Scrivener: import your Notes
This is a process that you may want to repeat periodically to ensure the Notes in Scrivener are up to date with the latest version of the Notes you make in Skim.
Open the RTF file. Select the text [cmd + a] and copy it [cmd + c]
Back in Scrivener, ensure the PDF is selected in the binder and displayed in the editor (see A and B above).
Open the Inspector [opt + cmd + i]
Ensure that Document Notes are visible, and paste in the text [cmd + v]
Now your Notes are attached to, and associated with, the PDF inside your Scrivener project – they are accessible and searchable whilst you are writing up. Here’s how I used this in my Scrivener writing workflow:
The default behaviour of the inspector is to show metadata from the currently-selected editor pane (i.e. the one you are editing). So to make sure the Document Notes of the secondary pane (where your PDF is displayed) are visible, select the 2nd editor pane, and then ‘lock’ the inspector by clicking the padlock icon, indicated in the image by ‘!’. Then, when you return to your working document, the PDF notes remain visible.
That’s it. It looks long and difficult, but it isn’t really, and once you’ve done it twice it’s easy to remember
 UK time is UTC/GMT, with Summer daylight saving (UTC/GMT+01:00) between the last Sunday in March and the last Sunday in October. See the London page at timeanddate.com for clarity.

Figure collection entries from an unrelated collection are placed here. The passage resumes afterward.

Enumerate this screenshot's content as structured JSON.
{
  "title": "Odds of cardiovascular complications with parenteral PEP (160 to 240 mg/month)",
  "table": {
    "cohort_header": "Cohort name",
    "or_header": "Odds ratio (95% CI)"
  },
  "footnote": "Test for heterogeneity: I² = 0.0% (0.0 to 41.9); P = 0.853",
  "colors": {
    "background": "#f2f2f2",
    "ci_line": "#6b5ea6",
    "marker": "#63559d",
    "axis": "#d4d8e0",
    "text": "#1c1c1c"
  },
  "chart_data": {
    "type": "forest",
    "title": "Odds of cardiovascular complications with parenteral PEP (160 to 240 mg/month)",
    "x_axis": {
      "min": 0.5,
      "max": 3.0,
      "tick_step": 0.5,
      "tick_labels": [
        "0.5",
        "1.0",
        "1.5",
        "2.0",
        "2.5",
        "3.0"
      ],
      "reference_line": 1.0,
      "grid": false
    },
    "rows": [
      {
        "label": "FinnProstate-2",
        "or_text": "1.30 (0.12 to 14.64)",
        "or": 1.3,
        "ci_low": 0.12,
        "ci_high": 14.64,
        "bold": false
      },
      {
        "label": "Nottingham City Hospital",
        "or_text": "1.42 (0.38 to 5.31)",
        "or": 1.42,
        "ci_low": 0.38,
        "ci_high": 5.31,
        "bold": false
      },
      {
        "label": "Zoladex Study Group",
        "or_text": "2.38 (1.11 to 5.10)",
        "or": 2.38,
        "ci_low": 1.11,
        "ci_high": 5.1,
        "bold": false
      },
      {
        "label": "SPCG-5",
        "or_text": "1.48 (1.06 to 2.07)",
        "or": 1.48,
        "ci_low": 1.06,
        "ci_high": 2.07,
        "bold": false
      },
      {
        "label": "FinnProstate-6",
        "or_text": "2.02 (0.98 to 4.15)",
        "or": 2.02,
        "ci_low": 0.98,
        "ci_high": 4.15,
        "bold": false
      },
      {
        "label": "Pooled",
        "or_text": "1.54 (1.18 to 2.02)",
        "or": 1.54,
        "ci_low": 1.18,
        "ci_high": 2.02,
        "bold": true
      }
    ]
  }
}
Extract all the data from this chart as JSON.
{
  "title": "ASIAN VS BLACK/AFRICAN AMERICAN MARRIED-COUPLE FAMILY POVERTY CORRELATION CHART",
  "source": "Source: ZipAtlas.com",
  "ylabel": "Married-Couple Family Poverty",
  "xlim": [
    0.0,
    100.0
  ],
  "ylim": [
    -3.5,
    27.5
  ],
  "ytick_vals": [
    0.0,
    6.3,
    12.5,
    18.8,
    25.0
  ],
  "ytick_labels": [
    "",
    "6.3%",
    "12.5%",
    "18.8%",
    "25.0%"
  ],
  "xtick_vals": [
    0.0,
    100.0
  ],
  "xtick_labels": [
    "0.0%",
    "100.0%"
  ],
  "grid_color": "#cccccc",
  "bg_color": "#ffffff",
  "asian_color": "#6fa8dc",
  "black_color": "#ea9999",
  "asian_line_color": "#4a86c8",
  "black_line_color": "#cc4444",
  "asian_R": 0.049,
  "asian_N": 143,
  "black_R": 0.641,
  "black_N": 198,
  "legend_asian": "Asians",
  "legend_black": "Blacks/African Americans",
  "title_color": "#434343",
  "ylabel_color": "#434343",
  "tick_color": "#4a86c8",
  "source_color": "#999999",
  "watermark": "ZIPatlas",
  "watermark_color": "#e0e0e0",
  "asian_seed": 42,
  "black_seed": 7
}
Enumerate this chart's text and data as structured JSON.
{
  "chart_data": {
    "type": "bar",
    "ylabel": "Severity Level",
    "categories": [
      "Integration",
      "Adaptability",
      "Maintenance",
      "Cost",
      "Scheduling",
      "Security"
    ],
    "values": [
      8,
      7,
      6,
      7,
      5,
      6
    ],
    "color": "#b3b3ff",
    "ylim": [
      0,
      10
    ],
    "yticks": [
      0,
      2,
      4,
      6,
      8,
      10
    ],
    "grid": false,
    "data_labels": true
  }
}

 There is another way. You can select your Scrivener project in the Finder, and open the package by selecting “Show Package Contents” from the contextual menu. The PDF will be saved in the folder called “Docs”, but will have been given a numeric file name (e.g. ’342.pdf’). You can open the PDF from there. But this method isn’t really advised: inadvertent changes to the Scrivener project package from outside of Scrivener itself can have DIRE consequences. You have been warned.